NEW YORK, April 27 (UPI) -- Even as it reported a loss for the first quarter of the year, U.S. energy company Hess Corp. said it was producing more from its U.S. assets than in late 2015.
Crude oil prices are rallying with reckless abandon, though current levels are still about 25 percent lower than they were at this point last year. Oil remains under pressure, albeit weakening, from a market tilted toward the supply side as demand falters in a lackluster global economy.
Hess Corp. reported net production from the Bakken shale reserve area in North Dakota in Montana was up 2.7 percent from the fourth quarter to 110,000 barrels of oil equivalent per day. In the Utica shale natural gas basin in the eastern United States, the company said its net production was up 70 percent to 29,000 barrels of oil equivalent per day.
Output from its onshore U.S. portfolio came despite a decrease in rig activity.
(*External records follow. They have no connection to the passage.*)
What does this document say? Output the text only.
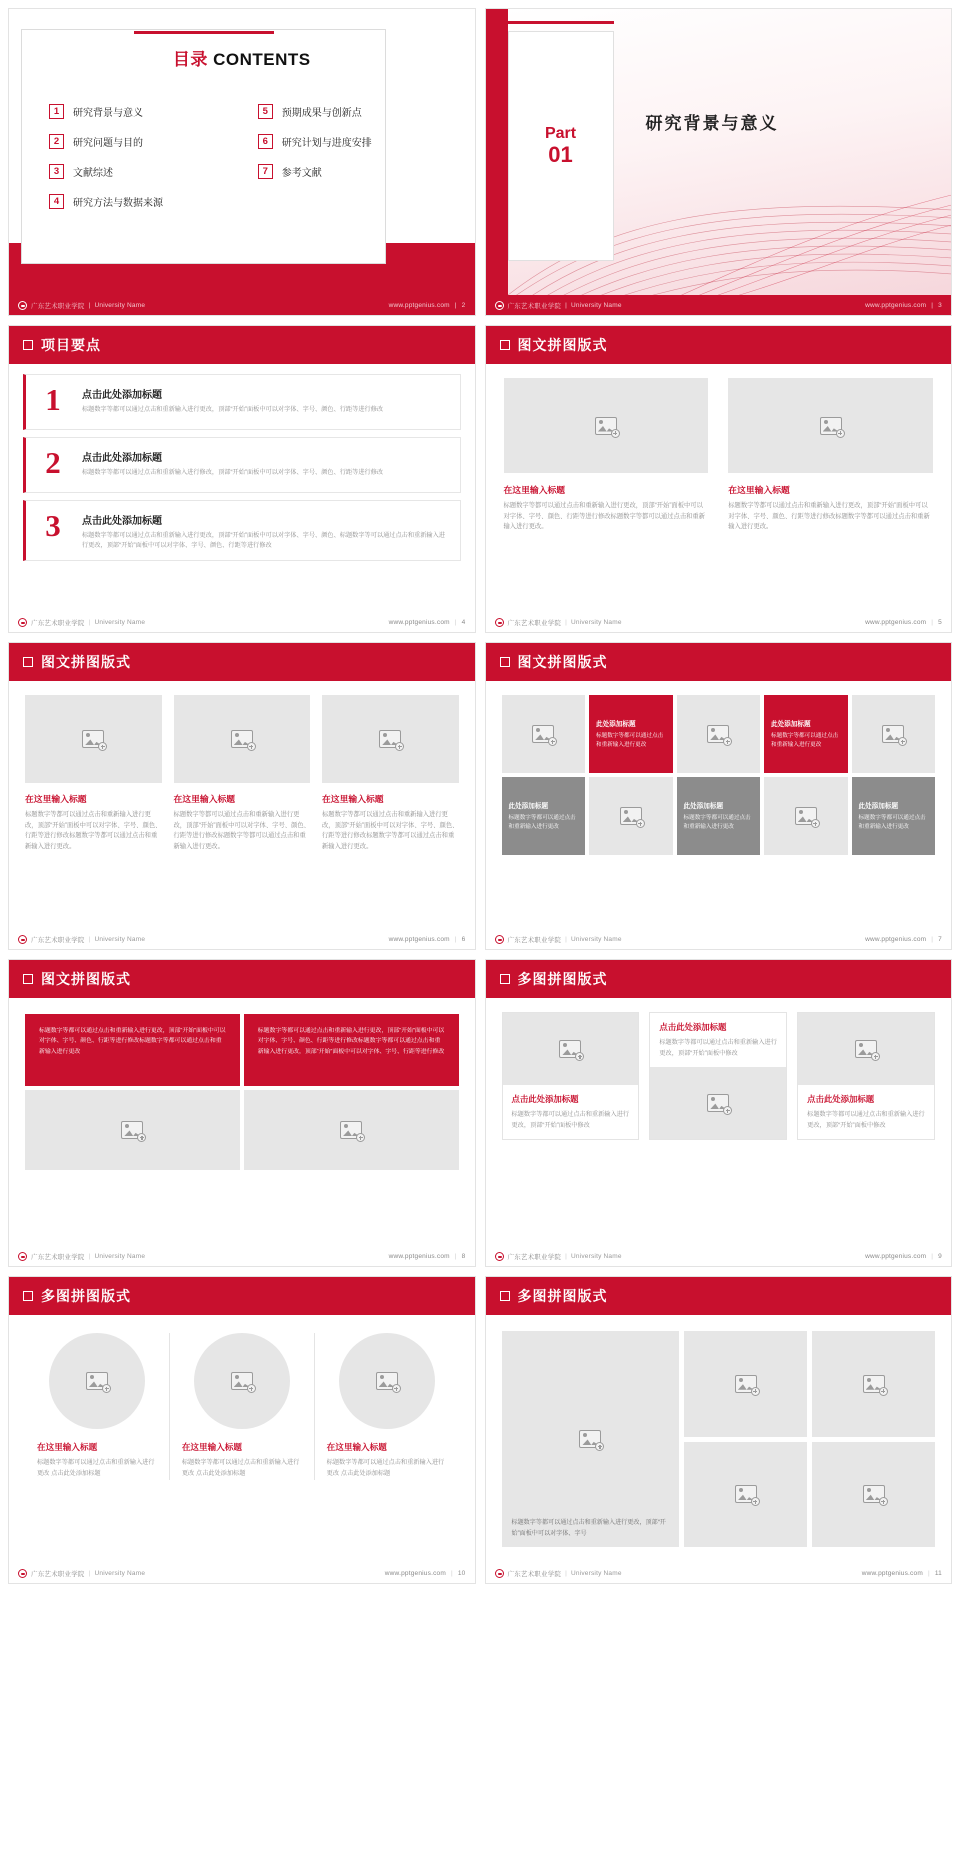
目录 CONTENTS
1	研究背景与意义	5	预期成果与创新点
2	研究问题与目的	6	研究计划与进度安排
3	文献综述	7	参考文献
4	研究方法与数据来源
广东艺术职业学院 | University Name	www.pptgenius.com | 2
Part
01
研究背景与意义
广东艺术职业学院 | University Name	www.pptgenius.com | 3
项目要点
1	点击此处添加标题
标题数字等都可以通过点击和重新输入进行更改，顶部“开始”面板中可以对字体、字号、颜色、行距等进行修改
2	点击此处添加标题
标题数字等都可以通过点击和重新输入进行修改，顶部“开始”面板中可以对字体、字号、颜色、行距等进行修改
3	点击此处添加标题
标题数字等都可以通过点击和重新输入进行更改，顶部“开始”面板中可以对字体、字号、颜色、标题数字等可以通过点击和重新输入进行更改，顶部“开始”面板中可以对字体、字号、颜色、行距等进行修改
广东艺术职业学院 | University Name	www.pptgenius.com | 4
图文拼图版式
在这里输入标题
标题数字等都可以通过点击和重新输入进行更改，顶部“开始”面板中可以对字体、字号、颜色、行距等进行修改标题数字等都可以通过点击和重新输入进行更改。
在这里输入标题
标题数字等都可以通过点击和重新输入进行更改，顶部“开始”面板中可以对字体、字号、颜色、行距等进行修改标题数字等都可以通过点击和重新输入进行更改。
广东艺术职业学院 | University Name	www.pptgenius.com | 5
图文拼图版式
在这里输入标题
标题数字等都可以通过点击和重新输入进行更改，顶部“开始”面板中可以对字体、字号、颜色、行距等进行修改标题数字等都可以通过点击和重新输入进行更改。
在这里输入标题
标题数字等都可以通过点击和重新输入进行更改，顶部“开始”面板中可以对字体、字号、颜色、行距等进行修改标题数字等都可以通过点击和重新输入进行更改。
在这里输入标题
标题数字等都可以通过点击和重新输入进行更改，顶部“开始”面板中可以对字体、字号、颜色、行距等进行修改标题数字等都可以通过点击和重新输入进行更改。
广东艺术职业学院 | University Name	www.pptgenius.com | 6
图文拼图版式
此处添加标题
标题数字等都可以通过点击和重新输入进行更改
此处添加标题
标题数字等都可以通过点击和重新输入进行更改
此处添加标题
标题数字等都可以通过点击和重新输入进行更改
此处添加标题
标题数字等都可以通过点击和重新输入进行更改
此处添加标题
标题数字等都可以通过点击和重新输入进行更改
广东艺术职业学院 | University Name	www.pptgenius.com | 7
图文拼图版式
标题数字等都可以通过点击和重新输入进行更改，顶部“开始”面板中可以对字体、字号、颜色、行距等进行修改标题数字等都可以通过点击和重新输入进行更改
标题数字等都可以通过点击和重新输入进行更改，顶部“开始”面板中可以对字体、字号、颜色、行距等进行修改标题数字等都可以通过点击和重新输入进行更改，顶部“开始”面板中可以对字体、字号、行距等进行修改
广东艺术职业学院 | University Name	www.pptgenius.com | 8
多图拼图版式
点击此处添加标题
标题数字等都可以通过点击和重新输入进行更改，顶部“开始”面板中修改
点击此处添加标题
标题数字等都可以通过点击和重新输入进行更改，顶部“开始”面板中修改
点击此处添加标题
标题数字等都可以通过点击和重新输入进行更改，顶部“开始”面板中修改
广东艺术职业学院 | University Name	www.pptgenius.com | 9
多图拼图版式
在这里输入标题
标题数字等都可以通过点击和重新输入进行更改 点击此处添加标题
在这里输入标题
标题数字等都可以通过点击和重新输入进行更改 点击此处添加标题
在这里输入标题
标题数字等都可以通过点击和重新输入进行更改 点击此处添加标题
广东艺术职业学院 | University Name	www.pptgenius.com | 10
多图拼图版式
标题数字等都可以通过点击和重新输入进行更改，顶部“开始”面板中可以对字体、字号
广东艺术职业学院 | University Name	www.pptgenius.com | 11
Companies are spending less on exploration and production because of lower crude oil prices. Hess said its spending on exploration and production was down by roughly 50 percent.
Hess last year set a 2016 spending target of between $2.9 billion and $3.1 billion. By January, the company revised its full-year guidance lower to $2.4 billion, 40 percent below 2015 spending levels.
In the Gulf of Mexico, which federal U.S. reports say is less exposed to the pressure from lower oil prices, Hess reported net production increased 4.5 percent to 69,000 barrels of oil equivalent per day over the fourth quarter.
"With our balance sheet strength, oil-leveraged portfolio and attractive growth opportunities, we believe the company is well positioned to deliver strong cash flow growth and long term value as oil prices recover," CEO John Hess said in a statement.
The company nevertheless said it recorded a net loss of $451 million in the first quarter, against a $314 million loss in the previous period. Its average selling price for crude oil during the first quarter was about 35 percent lower, while the selling price for natural gas was off 27 percent.